Loyola’s players, darlings of the nation last March, have had to learn something about the price of fame.
 
“We all know these teams want to beat us, just because of what we did last year,” Custer said. “But I think we put too much pressure on ourselves at the beginning of the year. We thought we needed to be great. There’s more noise around our program now. Now we’ve gotten to the point where we just don’t listen to that.
 
“I think in the off-season it was cool. Everybody was all excited about it. We were like, wow, this is what it feels like to be at a school where basketball’s important. But once the games started and you lose a couple, sometimes you hear, `they’re a one-hit wonder, they were a fluke last year.’ Then it kind of hurts.”
 
Saturday was about legacies, and the mixture of emotions college basketball can bring. 

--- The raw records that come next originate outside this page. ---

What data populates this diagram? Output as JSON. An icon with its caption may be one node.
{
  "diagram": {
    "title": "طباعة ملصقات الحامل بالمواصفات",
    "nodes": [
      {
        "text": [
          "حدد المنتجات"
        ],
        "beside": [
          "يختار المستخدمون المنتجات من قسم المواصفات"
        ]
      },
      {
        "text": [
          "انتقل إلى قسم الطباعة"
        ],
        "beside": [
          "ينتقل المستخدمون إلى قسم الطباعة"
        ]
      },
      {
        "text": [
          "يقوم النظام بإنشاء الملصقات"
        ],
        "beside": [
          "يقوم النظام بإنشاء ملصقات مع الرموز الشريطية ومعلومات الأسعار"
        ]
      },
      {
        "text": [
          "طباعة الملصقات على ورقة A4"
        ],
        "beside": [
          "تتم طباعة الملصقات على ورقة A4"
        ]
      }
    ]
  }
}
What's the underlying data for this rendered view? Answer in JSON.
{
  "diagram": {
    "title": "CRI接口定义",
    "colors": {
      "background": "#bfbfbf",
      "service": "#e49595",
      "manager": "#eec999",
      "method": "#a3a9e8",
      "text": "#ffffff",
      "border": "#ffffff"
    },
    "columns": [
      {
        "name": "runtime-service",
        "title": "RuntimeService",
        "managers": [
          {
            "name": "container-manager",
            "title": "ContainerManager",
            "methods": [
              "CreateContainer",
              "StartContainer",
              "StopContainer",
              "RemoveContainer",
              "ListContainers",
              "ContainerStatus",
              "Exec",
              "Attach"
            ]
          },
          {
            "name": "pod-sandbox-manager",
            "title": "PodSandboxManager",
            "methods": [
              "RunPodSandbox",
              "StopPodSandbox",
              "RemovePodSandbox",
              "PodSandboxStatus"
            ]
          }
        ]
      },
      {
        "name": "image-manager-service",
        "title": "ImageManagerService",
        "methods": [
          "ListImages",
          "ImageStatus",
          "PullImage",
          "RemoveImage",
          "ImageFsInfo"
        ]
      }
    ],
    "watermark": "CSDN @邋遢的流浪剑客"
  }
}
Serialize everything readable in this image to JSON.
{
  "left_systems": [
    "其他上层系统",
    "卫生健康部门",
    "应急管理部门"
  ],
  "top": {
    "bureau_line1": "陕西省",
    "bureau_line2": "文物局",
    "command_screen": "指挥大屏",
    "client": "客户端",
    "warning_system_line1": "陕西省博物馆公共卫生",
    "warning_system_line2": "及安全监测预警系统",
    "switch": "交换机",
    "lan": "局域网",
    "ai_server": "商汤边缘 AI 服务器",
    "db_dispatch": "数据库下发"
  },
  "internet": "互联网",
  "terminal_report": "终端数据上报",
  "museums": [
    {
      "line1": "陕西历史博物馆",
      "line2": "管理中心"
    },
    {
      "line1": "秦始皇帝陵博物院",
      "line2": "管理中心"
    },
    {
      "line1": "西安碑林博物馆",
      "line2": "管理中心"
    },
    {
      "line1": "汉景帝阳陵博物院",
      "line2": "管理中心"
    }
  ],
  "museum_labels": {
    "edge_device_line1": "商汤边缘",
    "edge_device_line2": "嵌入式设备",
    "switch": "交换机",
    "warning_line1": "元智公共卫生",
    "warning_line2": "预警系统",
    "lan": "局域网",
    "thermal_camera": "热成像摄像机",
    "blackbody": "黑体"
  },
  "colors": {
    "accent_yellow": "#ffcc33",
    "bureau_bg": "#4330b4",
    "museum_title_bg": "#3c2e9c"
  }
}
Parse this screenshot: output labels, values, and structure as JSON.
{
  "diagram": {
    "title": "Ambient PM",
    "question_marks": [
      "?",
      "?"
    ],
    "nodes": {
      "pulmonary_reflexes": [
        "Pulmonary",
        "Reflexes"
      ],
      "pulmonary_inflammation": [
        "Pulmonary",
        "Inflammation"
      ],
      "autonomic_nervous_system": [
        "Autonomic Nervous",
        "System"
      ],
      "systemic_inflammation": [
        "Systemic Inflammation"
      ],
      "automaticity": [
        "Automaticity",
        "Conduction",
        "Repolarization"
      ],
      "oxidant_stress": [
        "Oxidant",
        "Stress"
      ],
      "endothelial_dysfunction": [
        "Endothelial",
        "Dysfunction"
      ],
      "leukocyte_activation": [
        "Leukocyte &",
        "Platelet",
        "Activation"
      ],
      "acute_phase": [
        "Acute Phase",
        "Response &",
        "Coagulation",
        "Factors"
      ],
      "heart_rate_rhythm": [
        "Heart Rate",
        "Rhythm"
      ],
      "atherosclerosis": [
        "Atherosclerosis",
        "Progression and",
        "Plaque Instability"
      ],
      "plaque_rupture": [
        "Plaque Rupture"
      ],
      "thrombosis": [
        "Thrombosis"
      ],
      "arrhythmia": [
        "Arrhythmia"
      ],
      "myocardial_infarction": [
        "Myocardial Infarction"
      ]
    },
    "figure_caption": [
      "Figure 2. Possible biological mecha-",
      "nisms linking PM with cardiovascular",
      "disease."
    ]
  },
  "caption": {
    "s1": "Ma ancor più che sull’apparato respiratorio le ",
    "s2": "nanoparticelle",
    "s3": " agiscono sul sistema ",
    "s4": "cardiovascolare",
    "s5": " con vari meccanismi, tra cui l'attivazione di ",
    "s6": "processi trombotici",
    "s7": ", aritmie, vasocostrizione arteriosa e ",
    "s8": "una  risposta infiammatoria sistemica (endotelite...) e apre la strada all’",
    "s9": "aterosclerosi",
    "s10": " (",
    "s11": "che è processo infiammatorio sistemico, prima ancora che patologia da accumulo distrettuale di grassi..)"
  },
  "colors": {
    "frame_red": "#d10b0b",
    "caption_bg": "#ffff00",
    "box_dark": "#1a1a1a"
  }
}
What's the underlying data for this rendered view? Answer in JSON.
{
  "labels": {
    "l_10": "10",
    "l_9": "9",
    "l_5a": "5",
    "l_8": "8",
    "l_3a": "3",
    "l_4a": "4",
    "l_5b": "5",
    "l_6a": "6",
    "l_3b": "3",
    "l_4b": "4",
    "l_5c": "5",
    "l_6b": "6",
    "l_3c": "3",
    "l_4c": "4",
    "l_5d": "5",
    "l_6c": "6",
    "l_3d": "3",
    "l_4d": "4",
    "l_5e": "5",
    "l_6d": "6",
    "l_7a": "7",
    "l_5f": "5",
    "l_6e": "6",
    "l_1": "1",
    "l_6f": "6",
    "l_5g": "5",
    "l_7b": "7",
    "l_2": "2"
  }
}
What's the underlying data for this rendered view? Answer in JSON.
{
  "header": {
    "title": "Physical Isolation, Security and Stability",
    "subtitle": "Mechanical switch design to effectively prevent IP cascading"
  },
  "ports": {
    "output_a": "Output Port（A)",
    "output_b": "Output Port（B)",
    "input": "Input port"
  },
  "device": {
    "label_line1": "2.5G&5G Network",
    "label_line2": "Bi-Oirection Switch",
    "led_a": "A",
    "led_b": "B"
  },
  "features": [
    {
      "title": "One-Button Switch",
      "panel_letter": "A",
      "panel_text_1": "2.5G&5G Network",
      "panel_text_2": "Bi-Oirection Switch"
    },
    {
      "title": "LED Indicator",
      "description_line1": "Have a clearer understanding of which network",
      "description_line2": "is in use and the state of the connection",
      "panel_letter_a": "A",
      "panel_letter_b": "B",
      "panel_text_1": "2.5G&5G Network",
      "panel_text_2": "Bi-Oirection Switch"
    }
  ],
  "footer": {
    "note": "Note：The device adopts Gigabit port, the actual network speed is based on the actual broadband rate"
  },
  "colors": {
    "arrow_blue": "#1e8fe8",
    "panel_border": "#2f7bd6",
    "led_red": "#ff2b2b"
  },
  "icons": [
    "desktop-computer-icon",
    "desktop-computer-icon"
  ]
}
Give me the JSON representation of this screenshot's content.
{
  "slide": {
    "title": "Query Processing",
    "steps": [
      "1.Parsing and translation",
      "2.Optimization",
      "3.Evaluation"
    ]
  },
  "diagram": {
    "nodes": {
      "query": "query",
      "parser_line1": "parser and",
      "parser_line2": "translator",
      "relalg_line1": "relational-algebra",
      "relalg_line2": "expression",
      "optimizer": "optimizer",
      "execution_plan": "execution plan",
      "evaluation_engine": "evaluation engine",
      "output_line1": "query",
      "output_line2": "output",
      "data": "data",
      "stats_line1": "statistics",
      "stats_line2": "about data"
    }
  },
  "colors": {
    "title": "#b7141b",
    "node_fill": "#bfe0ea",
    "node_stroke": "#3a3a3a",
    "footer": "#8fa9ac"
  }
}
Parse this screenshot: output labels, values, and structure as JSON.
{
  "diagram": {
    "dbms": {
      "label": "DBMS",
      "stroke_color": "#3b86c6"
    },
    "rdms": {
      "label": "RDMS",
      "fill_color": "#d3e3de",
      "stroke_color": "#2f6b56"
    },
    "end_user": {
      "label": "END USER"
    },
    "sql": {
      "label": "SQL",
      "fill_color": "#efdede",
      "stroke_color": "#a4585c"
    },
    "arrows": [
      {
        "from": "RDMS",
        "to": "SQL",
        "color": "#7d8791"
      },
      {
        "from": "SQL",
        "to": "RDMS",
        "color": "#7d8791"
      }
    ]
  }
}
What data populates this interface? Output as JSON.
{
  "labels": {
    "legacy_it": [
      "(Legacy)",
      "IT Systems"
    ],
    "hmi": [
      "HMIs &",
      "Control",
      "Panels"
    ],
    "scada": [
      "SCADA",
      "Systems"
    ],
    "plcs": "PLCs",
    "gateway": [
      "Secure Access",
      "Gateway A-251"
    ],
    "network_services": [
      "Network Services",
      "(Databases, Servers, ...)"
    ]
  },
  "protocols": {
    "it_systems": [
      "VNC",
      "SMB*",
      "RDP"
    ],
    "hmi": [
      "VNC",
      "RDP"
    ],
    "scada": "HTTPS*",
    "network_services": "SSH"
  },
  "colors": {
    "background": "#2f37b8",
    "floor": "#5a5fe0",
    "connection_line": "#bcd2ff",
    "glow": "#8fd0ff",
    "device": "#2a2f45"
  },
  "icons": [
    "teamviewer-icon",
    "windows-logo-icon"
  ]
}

  Indiana State went 33-1 in 1979 and wanted so badly to be 34-0. Sitting in Hulman Center Saturday, several of those Sycamores flashed back to the night in the same place after their Final Four, when they returned to Terre Haute and were stunned to find a full arena waiting to honor them. Finishing second suddenly didn’t matter.
 
“You’ve treated us like kings,” reserve Bob Ritter told the masses that night “We’re just sorry we couldn’t bring the crown home.”
 
The crowd was still cheering Saturday, 40 years later. Just like the crowd will likely be four decades from now at Loyola, honoring the 2018 Final Four Ramblers at their reunion. That thought didn’t cross the minds of the 2019 Ramblers, who have other things to worry about at the moment. A lot was going on Saturday in Terre Haute.